Assessing and Improving Machine Learning Model Predictions of Polymer Glass Transition Temperatures

The success of the Materials Genome Initiative has led to opportunities for data-driven approaches for materials discovery. The recent development of Polymer Genome (PG), which is a machine learning (ML) based data-driven informatics platform for polymer property prediction, has significantly increased the efficiency of polymer design. Nevertheless, continuous expansion of the ‘training data’ is necessary to improve the robustness, versatility, and accuracy of the ML predictions. Accurate prediction of polymer properties, such as glass transition temperature (T_g), is advantageous for the design of polymers, particularly for high temperature applications.

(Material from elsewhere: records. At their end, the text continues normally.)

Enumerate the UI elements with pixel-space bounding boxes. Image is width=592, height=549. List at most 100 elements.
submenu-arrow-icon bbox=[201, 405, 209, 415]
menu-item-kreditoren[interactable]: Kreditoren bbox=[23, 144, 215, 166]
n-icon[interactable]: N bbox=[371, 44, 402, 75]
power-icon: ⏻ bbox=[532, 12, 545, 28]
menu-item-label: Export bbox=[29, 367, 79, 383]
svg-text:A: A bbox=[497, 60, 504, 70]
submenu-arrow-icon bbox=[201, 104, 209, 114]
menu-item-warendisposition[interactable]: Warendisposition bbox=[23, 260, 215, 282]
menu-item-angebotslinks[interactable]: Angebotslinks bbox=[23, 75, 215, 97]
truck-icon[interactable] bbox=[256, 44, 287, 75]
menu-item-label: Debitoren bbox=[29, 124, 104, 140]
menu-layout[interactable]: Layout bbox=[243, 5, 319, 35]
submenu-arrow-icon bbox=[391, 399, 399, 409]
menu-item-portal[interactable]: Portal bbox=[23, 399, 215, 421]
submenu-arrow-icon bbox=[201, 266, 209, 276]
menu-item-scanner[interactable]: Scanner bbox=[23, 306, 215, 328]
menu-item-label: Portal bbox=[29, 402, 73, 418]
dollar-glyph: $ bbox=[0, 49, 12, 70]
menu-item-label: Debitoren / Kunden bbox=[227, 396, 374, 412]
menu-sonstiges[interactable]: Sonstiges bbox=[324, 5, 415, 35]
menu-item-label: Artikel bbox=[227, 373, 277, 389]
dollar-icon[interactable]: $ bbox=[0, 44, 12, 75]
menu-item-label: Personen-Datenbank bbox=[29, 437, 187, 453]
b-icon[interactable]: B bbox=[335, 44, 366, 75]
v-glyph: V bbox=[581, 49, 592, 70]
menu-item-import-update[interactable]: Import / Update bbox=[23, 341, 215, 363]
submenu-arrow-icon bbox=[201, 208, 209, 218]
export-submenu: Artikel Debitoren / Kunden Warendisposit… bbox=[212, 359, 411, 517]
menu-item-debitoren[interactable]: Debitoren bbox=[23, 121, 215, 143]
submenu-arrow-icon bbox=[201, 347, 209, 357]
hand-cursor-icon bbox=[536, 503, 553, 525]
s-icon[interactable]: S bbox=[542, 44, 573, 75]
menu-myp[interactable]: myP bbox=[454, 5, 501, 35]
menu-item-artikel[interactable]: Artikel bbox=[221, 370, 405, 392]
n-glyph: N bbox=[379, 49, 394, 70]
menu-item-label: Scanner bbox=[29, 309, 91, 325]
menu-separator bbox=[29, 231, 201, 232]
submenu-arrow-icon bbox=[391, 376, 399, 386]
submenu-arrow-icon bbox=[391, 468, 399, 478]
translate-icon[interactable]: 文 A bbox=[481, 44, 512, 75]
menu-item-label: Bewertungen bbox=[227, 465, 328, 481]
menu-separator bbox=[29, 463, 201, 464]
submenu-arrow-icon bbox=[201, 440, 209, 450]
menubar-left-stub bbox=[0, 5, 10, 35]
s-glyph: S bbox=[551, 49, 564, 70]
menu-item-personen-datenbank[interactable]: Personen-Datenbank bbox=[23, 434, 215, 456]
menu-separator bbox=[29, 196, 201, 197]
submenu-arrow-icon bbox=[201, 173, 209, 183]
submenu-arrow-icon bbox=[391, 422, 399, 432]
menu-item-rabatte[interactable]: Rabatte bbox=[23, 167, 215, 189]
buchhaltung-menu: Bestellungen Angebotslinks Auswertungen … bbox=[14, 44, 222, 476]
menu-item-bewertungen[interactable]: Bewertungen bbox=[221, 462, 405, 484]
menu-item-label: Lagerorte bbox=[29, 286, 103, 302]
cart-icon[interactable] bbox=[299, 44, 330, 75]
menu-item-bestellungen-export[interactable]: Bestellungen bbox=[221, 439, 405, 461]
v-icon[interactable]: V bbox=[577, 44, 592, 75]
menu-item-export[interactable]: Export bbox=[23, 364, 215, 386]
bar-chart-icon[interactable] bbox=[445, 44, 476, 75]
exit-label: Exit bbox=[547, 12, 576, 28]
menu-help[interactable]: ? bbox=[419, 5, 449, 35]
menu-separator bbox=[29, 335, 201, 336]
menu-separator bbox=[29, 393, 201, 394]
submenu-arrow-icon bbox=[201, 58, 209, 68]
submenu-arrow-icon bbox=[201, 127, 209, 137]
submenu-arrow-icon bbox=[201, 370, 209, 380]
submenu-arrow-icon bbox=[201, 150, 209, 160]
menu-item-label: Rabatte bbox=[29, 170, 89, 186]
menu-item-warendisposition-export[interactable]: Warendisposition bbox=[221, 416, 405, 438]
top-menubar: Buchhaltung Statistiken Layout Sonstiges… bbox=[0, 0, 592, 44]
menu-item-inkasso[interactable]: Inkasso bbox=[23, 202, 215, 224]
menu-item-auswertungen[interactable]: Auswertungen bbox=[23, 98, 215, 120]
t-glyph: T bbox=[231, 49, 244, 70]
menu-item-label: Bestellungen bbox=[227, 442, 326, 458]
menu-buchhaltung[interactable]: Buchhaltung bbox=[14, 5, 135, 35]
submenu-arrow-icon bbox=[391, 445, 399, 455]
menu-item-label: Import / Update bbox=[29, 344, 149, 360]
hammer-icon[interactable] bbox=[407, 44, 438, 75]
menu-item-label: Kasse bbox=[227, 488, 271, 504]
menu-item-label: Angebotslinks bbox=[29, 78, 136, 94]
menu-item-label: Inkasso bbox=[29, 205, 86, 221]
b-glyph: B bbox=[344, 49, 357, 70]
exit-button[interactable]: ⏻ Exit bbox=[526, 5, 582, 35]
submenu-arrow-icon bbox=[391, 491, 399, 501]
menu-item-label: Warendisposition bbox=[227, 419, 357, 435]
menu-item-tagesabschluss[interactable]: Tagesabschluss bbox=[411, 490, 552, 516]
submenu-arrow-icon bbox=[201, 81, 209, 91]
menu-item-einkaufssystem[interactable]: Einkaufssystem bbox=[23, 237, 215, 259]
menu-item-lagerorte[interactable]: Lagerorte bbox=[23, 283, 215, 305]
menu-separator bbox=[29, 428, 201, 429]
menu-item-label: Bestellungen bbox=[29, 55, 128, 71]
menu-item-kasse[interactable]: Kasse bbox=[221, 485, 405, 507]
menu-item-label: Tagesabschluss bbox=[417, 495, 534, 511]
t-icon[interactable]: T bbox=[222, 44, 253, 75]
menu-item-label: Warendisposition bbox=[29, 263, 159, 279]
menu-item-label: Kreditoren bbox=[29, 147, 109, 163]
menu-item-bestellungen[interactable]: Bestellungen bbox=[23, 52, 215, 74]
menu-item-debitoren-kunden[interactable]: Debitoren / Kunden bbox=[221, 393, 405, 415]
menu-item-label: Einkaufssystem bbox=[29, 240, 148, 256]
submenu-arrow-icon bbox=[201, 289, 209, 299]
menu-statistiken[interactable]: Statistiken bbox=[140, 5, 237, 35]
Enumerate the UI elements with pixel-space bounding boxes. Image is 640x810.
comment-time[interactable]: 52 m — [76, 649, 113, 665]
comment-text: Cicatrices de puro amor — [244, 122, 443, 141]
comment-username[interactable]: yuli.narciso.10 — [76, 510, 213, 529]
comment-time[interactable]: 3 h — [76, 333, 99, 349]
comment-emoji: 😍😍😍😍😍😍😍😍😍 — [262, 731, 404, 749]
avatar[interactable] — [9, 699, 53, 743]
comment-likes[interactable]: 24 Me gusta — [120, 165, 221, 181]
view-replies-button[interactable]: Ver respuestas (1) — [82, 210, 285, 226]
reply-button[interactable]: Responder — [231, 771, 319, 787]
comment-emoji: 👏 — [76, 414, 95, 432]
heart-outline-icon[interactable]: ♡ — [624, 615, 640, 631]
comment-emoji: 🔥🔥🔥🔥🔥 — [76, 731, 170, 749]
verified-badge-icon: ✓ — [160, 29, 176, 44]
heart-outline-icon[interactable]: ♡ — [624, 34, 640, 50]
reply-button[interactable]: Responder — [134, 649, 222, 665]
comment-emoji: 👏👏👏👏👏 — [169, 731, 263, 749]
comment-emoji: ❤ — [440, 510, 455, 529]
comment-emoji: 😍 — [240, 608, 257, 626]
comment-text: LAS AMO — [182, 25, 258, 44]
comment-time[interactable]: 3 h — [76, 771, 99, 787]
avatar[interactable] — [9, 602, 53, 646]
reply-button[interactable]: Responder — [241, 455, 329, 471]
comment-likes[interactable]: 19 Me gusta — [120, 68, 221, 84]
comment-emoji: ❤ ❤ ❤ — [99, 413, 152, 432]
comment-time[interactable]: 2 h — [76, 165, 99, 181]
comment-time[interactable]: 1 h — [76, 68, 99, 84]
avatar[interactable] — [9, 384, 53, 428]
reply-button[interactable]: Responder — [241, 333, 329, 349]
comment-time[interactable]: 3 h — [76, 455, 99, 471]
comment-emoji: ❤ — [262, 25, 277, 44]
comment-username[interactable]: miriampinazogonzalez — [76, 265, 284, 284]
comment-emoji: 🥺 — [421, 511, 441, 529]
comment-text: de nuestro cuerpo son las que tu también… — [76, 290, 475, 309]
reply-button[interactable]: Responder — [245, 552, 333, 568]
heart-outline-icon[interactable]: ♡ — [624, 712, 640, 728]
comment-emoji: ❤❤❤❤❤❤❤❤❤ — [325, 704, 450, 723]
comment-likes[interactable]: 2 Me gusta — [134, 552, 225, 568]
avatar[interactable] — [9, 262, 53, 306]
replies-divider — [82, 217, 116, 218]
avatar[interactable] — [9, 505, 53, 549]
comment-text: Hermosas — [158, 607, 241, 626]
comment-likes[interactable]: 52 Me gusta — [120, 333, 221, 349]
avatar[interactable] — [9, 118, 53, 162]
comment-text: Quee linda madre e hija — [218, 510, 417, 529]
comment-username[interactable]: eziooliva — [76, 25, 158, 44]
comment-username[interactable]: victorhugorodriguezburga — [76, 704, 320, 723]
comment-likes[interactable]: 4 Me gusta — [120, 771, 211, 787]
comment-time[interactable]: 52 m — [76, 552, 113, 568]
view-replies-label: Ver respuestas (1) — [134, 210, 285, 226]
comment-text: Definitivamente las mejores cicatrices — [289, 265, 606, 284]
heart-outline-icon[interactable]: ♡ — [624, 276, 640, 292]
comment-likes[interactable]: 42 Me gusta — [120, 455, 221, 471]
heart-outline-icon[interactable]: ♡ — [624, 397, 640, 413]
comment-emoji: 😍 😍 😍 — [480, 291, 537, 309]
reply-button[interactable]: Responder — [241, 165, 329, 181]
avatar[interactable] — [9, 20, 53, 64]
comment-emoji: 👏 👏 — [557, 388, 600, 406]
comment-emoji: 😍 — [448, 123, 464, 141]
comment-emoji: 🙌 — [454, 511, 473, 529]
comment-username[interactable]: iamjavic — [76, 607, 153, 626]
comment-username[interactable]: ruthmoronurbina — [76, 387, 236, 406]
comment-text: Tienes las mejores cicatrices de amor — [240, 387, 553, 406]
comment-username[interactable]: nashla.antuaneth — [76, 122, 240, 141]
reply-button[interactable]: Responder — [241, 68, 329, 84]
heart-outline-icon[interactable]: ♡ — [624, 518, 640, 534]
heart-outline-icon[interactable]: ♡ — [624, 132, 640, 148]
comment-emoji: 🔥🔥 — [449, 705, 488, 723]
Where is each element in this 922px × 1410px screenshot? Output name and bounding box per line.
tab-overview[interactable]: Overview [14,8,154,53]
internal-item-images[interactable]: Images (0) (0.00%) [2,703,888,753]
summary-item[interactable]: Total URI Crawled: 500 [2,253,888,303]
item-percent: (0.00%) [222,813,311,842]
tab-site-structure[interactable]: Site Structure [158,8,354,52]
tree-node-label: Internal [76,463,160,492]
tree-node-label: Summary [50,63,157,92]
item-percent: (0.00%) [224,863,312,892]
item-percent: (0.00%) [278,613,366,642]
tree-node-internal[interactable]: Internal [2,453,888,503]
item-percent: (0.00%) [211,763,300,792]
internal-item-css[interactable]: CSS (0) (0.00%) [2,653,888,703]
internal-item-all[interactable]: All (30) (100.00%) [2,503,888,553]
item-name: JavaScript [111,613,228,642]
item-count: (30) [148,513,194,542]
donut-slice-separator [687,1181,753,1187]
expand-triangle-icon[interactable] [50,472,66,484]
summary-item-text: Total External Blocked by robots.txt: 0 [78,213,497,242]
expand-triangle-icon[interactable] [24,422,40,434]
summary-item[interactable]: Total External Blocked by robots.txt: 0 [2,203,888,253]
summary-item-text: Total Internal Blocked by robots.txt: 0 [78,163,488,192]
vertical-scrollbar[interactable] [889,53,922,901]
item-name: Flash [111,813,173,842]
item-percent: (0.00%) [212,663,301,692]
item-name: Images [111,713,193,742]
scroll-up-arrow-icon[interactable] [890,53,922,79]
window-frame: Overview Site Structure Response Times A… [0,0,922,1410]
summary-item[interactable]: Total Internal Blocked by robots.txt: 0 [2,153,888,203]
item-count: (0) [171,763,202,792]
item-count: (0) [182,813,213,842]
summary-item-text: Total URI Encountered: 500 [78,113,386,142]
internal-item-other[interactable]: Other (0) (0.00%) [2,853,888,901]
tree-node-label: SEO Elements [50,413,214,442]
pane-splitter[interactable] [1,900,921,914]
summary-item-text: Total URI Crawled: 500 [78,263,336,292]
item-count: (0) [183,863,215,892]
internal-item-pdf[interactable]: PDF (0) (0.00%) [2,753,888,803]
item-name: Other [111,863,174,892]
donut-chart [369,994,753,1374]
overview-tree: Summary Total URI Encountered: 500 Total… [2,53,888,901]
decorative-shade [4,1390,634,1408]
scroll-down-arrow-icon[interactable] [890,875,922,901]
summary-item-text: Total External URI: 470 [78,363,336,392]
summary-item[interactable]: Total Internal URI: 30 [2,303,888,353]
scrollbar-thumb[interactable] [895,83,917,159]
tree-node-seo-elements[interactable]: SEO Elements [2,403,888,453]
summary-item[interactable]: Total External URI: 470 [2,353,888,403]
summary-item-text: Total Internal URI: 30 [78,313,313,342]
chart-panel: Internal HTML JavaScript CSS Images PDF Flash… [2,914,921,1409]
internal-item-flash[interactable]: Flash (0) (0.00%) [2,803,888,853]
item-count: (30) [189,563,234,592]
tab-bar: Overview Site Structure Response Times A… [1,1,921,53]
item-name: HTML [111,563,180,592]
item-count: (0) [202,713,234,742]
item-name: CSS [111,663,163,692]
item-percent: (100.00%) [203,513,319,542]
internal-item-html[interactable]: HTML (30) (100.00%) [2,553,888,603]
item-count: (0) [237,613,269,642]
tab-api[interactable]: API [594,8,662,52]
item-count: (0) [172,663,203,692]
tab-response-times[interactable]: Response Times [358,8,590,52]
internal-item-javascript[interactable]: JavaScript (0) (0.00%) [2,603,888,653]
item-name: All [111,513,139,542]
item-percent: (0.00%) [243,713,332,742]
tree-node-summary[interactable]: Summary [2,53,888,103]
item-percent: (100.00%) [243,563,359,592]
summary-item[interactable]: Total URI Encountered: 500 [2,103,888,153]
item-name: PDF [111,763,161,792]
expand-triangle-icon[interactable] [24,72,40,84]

We hypothesized that by adding more data with increased chemical diversity to the dataset, the predictive capabilities of the PG model would improve. In order to test the performance and transferability of the predictive model for T_g (previously trained on a dataset of 450 polymers), we have carefully collected additional experimental Tg data for 871 polymers from multiple data sources. The T_g values predicted by the present PG models for the polymers in the newly collected dataset were compared directly with the experimental T_g to estimate the accuracy of the present model. Using the full dataset of 1321 polymers, a new ML model for T_g was built following past work. The root mean square error (RMSE) of prediction for the extended dataset, when compared to the earlier one, decreased to 27 K from 57 K, thereby supporting our initial hypothesis that increasing the dataset would improve the predictions. To further improve the performance of the T_g prediction model, we are continuing to accumulate new data and exploring new ML approaches.